Everything I write here, in the forum, is protected by copyright, and in this case that copyright is vested in the magazine, it's not mine, because I have agreed that the magazine has copyright on my posts. You have agreed to that as well, it's one of the conditions attached to registering with us. The magazine has copyright in your posts too.
As far as backing up your DVD/CD collection is concerned, go ahead and do it - the copyright holders will not come knocking on your door. What you are doing is simply archiving the film or music that you paid for, and as long as you stick to making personal copies there will be no trouble. What you mustn't do is make copies to sell, or even to give to your friends.

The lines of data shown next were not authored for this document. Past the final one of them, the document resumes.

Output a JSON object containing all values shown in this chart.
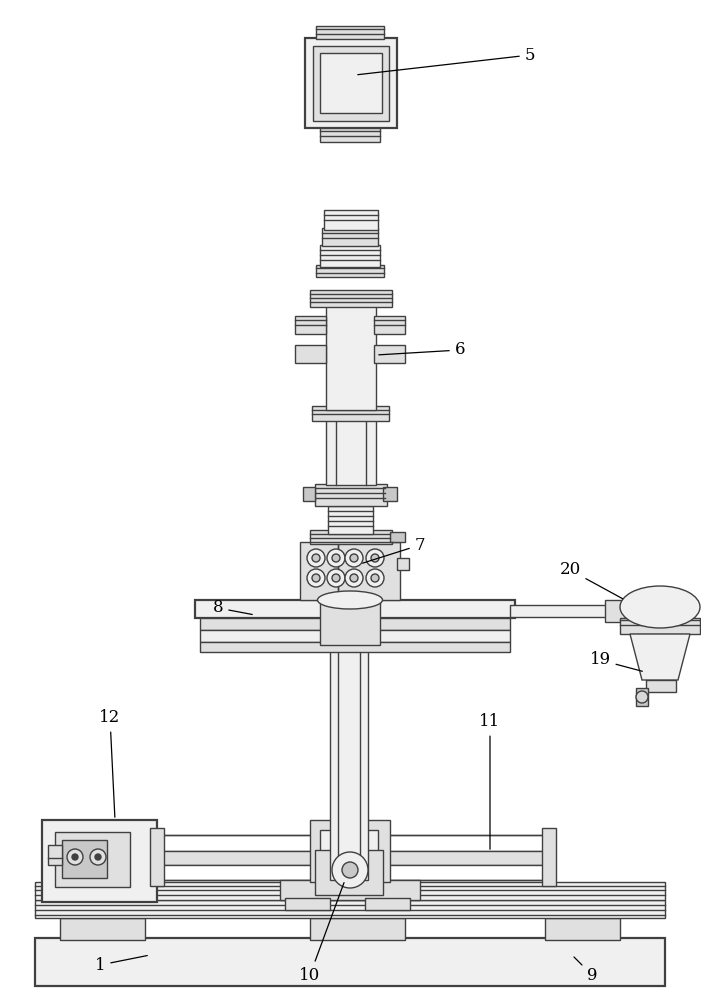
{
  "bg": "#ffffff",
  "lc": "#404040",
  "lw": 1.0,
  "lw2": 1.6,
  "fw": 7.01,
  "fh": 10.0,
  "dpi": 100,
  "fc0": "#ffffff",
  "fc1": "#f0f0f0",
  "fc2": "#e0e0e0",
  "fc3": "#c8c8c8",
  "fc4": "#d8d8d8"
}
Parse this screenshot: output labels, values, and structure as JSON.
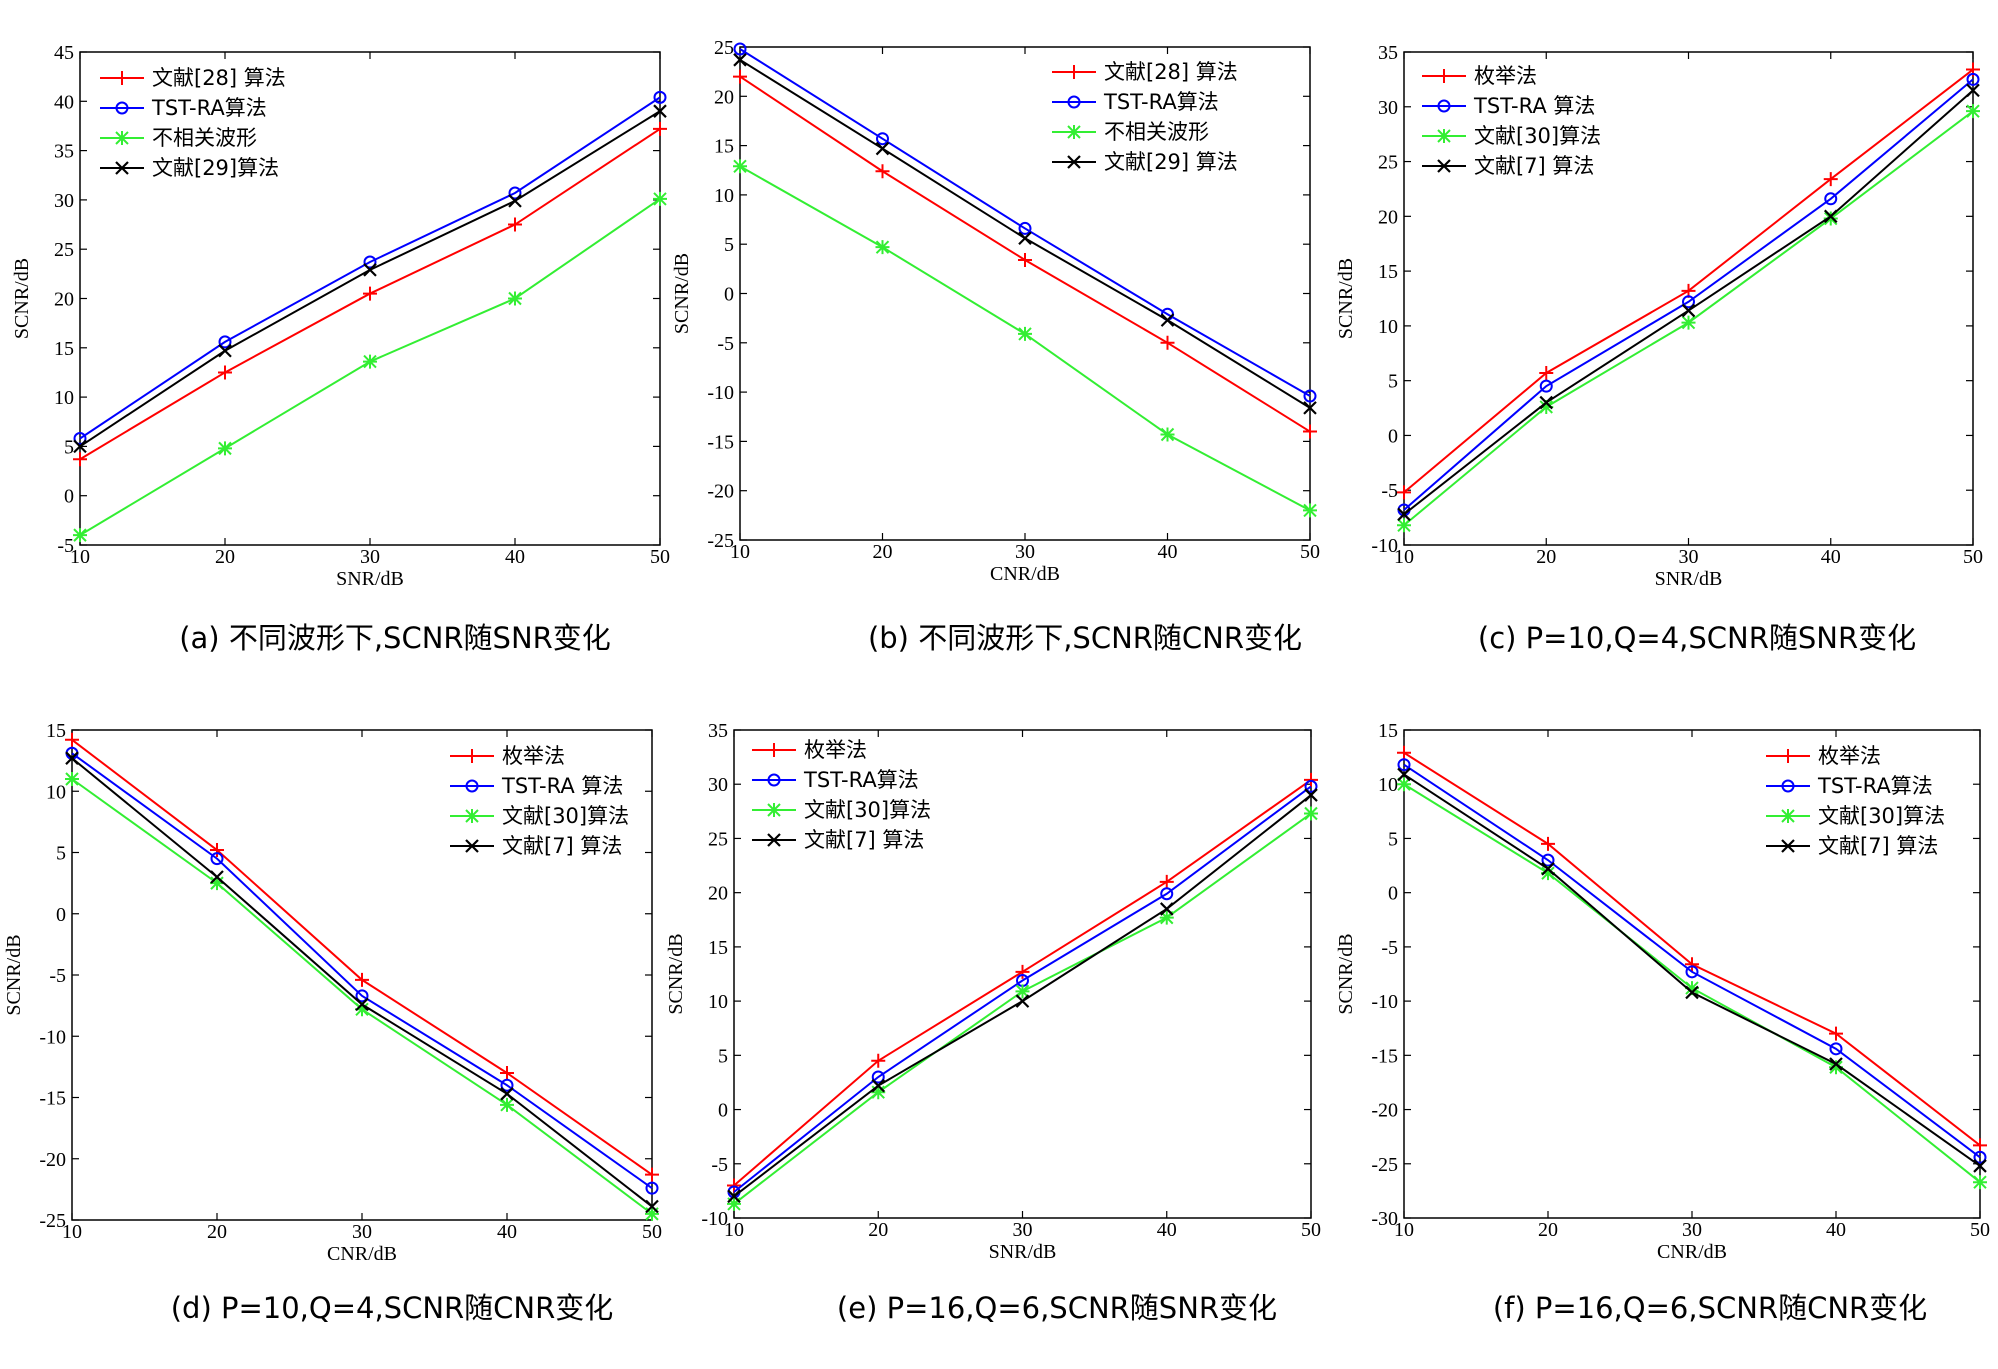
{
  "colors": {
    "red": "#ff0000",
    "blue": "#0000ff",
    "green": "#33ee33",
    "black": "#000000"
  },
  "chart_data": [
    {
      "type": "line",
      "caption": "(a) 不同波形下,SCNR随SNR变化",
      "xlabel": "SNR/dB",
      "ylabel": "SCNR/dB",
      "x": [
        10,
        20,
        30,
        40,
        50
      ],
      "xlim": [
        10,
        50
      ],
      "ylim": [
        -5,
        45
      ],
      "xticks": [
        10,
        20,
        30,
        40,
        50
      ],
      "yticks": [
        -5,
        0,
        5,
        10,
        15,
        20,
        25,
        30,
        35,
        40,
        45
      ],
      "legend_position": "top-left",
      "series": [
        {
          "name": "文献[28] 算法",
          "color": "red",
          "marker": "plus",
          "values": [
            3.7,
            12.5,
            20.5,
            27.5,
            37.2
          ]
        },
        {
          "name": "TST-RA算法",
          "color": "blue",
          "marker": "circle",
          "values": [
            5.8,
            15.6,
            23.7,
            30.7,
            40.4
          ]
        },
        {
          "name": "不相关波形",
          "color": "green",
          "marker": "star",
          "values": [
            -4.0,
            4.8,
            13.6,
            20.0,
            30.1
          ]
        },
        {
          "name": "文献[29]算法",
          "color": "black",
          "marker": "cross",
          "values": [
            5.0,
            14.7,
            22.9,
            29.9,
            39.0
          ]
        }
      ]
    },
    {
      "type": "line",
      "caption": "(b) 不同波形下,SCNR随CNR变化",
      "xlabel": "CNR/dB",
      "ylabel": "SCNR/dB",
      "x": [
        10,
        20,
        30,
        40,
        50
      ],
      "xlim": [
        10,
        50
      ],
      "ylim": [
        -25,
        25
      ],
      "xticks": [
        10,
        20,
        30,
        40,
        50
      ],
      "yticks": [
        -25,
        -20,
        -15,
        -10,
        -5,
        0,
        5,
        10,
        15,
        20,
        25
      ],
      "legend_position": "top-right",
      "series": [
        {
          "name": "文献[28] 算法",
          "color": "red",
          "marker": "plus",
          "values": [
            22.0,
            12.4,
            3.4,
            -5.0,
            -14.0
          ]
        },
        {
          "name": "TST-RA算法",
          "color": "blue",
          "marker": "circle",
          "values": [
            24.8,
            15.7,
            6.6,
            -2.1,
            -10.4
          ]
        },
        {
          "name": "不相关波形",
          "color": "green",
          "marker": "star",
          "values": [
            12.9,
            4.7,
            -4.1,
            -14.3,
            -22.0
          ]
        },
        {
          "name": "文献[29] 算法",
          "color": "black",
          "marker": "cross",
          "values": [
            23.7,
            14.7,
            5.6,
            -2.7,
            -11.6
          ]
        }
      ]
    },
    {
      "type": "line",
      "caption": "(c) P=10,Q=4,SCNR随SNR变化",
      "xlabel": "SNR/dB",
      "ylabel": "SCNR/dB",
      "x": [
        10,
        20,
        30,
        40,
        50
      ],
      "xlim": [
        10,
        50
      ],
      "ylim": [
        -10,
        35
      ],
      "xticks": [
        10,
        20,
        30,
        40,
        50
      ],
      "yticks": [
        -10,
        -5,
        0,
        5,
        10,
        15,
        20,
        25,
        30,
        35
      ],
      "legend_position": "top-left",
      "series": [
        {
          "name": "枚举法",
          "color": "red",
          "marker": "plus",
          "values": [
            -5.2,
            5.7,
            13.2,
            23.4,
            33.4
          ]
        },
        {
          "name": "TST-RA 算法",
          "color": "blue",
          "marker": "circle",
          "values": [
            -6.8,
            4.5,
            12.2,
            21.6,
            32.5
          ]
        },
        {
          "name": "文献[30]算法",
          "color": "green",
          "marker": "star",
          "values": [
            -8.2,
            2.6,
            10.3,
            19.8,
            29.6
          ]
        },
        {
          "name": "文献[7] 算法",
          "color": "black",
          "marker": "cross",
          "values": [
            -7.2,
            3.0,
            11.4,
            20.0,
            31.5
          ]
        }
      ]
    },
    {
      "type": "line",
      "caption": "(d) P=10,Q=4,SCNR随CNR变化",
      "xlabel": "CNR/dB",
      "ylabel": "SCNR/dB",
      "x": [
        10,
        20,
        30,
        40,
        50
      ],
      "xlim": [
        10,
        50
      ],
      "ylim": [
        -25,
        15
      ],
      "xticks": [
        10,
        20,
        30,
        40,
        50
      ],
      "yticks": [
        -25,
        -20,
        -15,
        -10,
        -5,
        0,
        5,
        10,
        15
      ],
      "legend_position": "top-right",
      "series": [
        {
          "name": "枚举法",
          "color": "red",
          "marker": "plus",
          "values": [
            14.2,
            5.2,
            -5.4,
            -13.0,
            -21.3
          ]
        },
        {
          "name": "TST-RA 算法",
          "color": "blue",
          "marker": "circle",
          "values": [
            13.1,
            4.5,
            -6.7,
            -14.0,
            -22.4
          ]
        },
        {
          "name": "文献[30]算法",
          "color": "green",
          "marker": "star",
          "values": [
            11.0,
            2.5,
            -7.8,
            -15.6,
            -24.5
          ]
        },
        {
          "name": "文献[7] 算法",
          "color": "black",
          "marker": "cross",
          "values": [
            12.7,
            3.0,
            -7.4,
            -14.7,
            -23.9
          ]
        }
      ]
    },
    {
      "type": "line",
      "caption": "(e) P=16,Q=6,SCNR随SNR变化",
      "xlabel": "SNR/dB",
      "ylabel": "SCNR/dB",
      "x": [
        10,
        20,
        30,
        40,
        50
      ],
      "xlim": [
        10,
        50
      ],
      "ylim": [
        -10,
        35
      ],
      "xticks": [
        10,
        20,
        30,
        40,
        50
      ],
      "yticks": [
        -10,
        -5,
        0,
        5,
        10,
        15,
        20,
        25,
        30,
        35
      ],
      "legend_position": "top-left",
      "series": [
        {
          "name": "枚举法",
          "color": "red",
          "marker": "plus",
          "values": [
            -7.0,
            4.5,
            12.7,
            21.0,
            30.4
          ]
        },
        {
          "name": "TST-RA算法",
          "color": "blue",
          "marker": "circle",
          "values": [
            -7.6,
            3.0,
            11.9,
            19.9,
            29.8
          ]
        },
        {
          "name": "文献[30]算法",
          "color": "green",
          "marker": "star",
          "values": [
            -8.7,
            1.6,
            10.9,
            17.7,
            27.3
          ]
        },
        {
          "name": "文献[7] 算法",
          "color": "black",
          "marker": "cross",
          "values": [
            -8.0,
            2.2,
            10.0,
            18.5,
            29.0
          ]
        }
      ]
    },
    {
      "type": "line",
      "caption": "(f) P=16,Q=6,SCNR随CNR变化",
      "xlabel": "CNR/dB",
      "ylabel": "SCNR/dB",
      "x": [
        10,
        20,
        30,
        40,
        50
      ],
      "xlim": [
        10,
        50
      ],
      "ylim": [
        -30,
        15
      ],
      "xticks": [
        10,
        20,
        30,
        40,
        50
      ],
      "yticks": [
        -30,
        -25,
        -20,
        -15,
        -10,
        -5,
        0,
        5,
        10,
        15
      ],
      "legend_position": "top-right",
      "series": [
        {
          "name": "枚举法",
          "color": "red",
          "marker": "plus",
          "values": [
            12.9,
            4.5,
            -6.6,
            -13.0,
            -23.3
          ]
        },
        {
          "name": "TST-RA算法",
          "color": "blue",
          "marker": "circle",
          "values": [
            11.8,
            3.0,
            -7.3,
            -14.4,
            -24.4
          ]
        },
        {
          "name": "文献[30]算法",
          "color": "green",
          "marker": "star",
          "values": [
            10.0,
            1.8,
            -8.8,
            -16.1,
            -26.7
          ]
        },
        {
          "name": "文献[7] 算法",
          "color": "black",
          "marker": "cross",
          "values": [
            10.9,
            2.2,
            -9.2,
            -15.8,
            -25.2
          ]
        }
      ]
    }
  ]
}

Remember, you can't have copyright in individual words. When you combine words to make a song, or write a book for publication that's when copyright comes into existence.
that in this country what America refers to as 'fair use' is called 'fair dealing', and under the terms of the UK Copyright, Designs and Patents Act there are specific circumstances in which it's OK to use part of a copyright-protected work.
1. Research and private study.
2. Instruction or examination.
3. Criticism or review.
4. News reporting
5. Incidental inclusion (in a TV broadcast for instance)
6. Accessibility for someone who is visually impaired.
In the case of a TV news broadcast you may not include a photograph without the copyright holder's consent.
that you can quote up to 100 words from a copyright work and assume you have the owner's permission"
That's not strictly true, although it will hold good where books are concerned. Try to copy 100 words of a 300 word article in a magazine however, or 100 words from a 200 word poem, and you might find yourself faced with an infringement claim.
Copyright in government publications is subject to what's called 'Crown copyright', and it applies to all material written by Crown employees in the course of their work. Crown copyright runs for 125 years from the date of first publication, and you may not publish any document that's protected in this way unless you have applied for and obtained a Crown copyright licence.
The government recognises that we might all want to quote from, or reproduce government documents however, so there's something called an 'Open government licence'. Broadly speaking this enables us all to copy and publish information from any government document, provided we comply with some basic terms and conditions, and provided the document concerned carries an open government licence notice. We don't have to ask for permission or fill in any forms - we can just go ahead and copy.
"As far as backing up your DVD/CD collection is concerned, go ahead and do it - the copyright holders will not come knocking on your door"
But it is still technically a breach of copyright and against the law I think, unless specific permission has been given, like some software does.
"There's an accepted convention in publishing"
Conventions have no legal standing until tested in court.
This review is about changing the law, which might make some conventionally accepted practices legal, but until it does, they are still breaches of copyright.
Well that very much clears things up - for me anyway. FE thanks for the enlightenment.
"..it is still technically a breach of copyright and against the law I think."
That was true of the 1988 copyright act.
However the UK Copyright, designs and patents act 1998 contains a specific provision that allows you to make a backup copy of software, provided it is for your personal archival use, and provided that if you dispose of the software at some future date, you destroy the backup copy.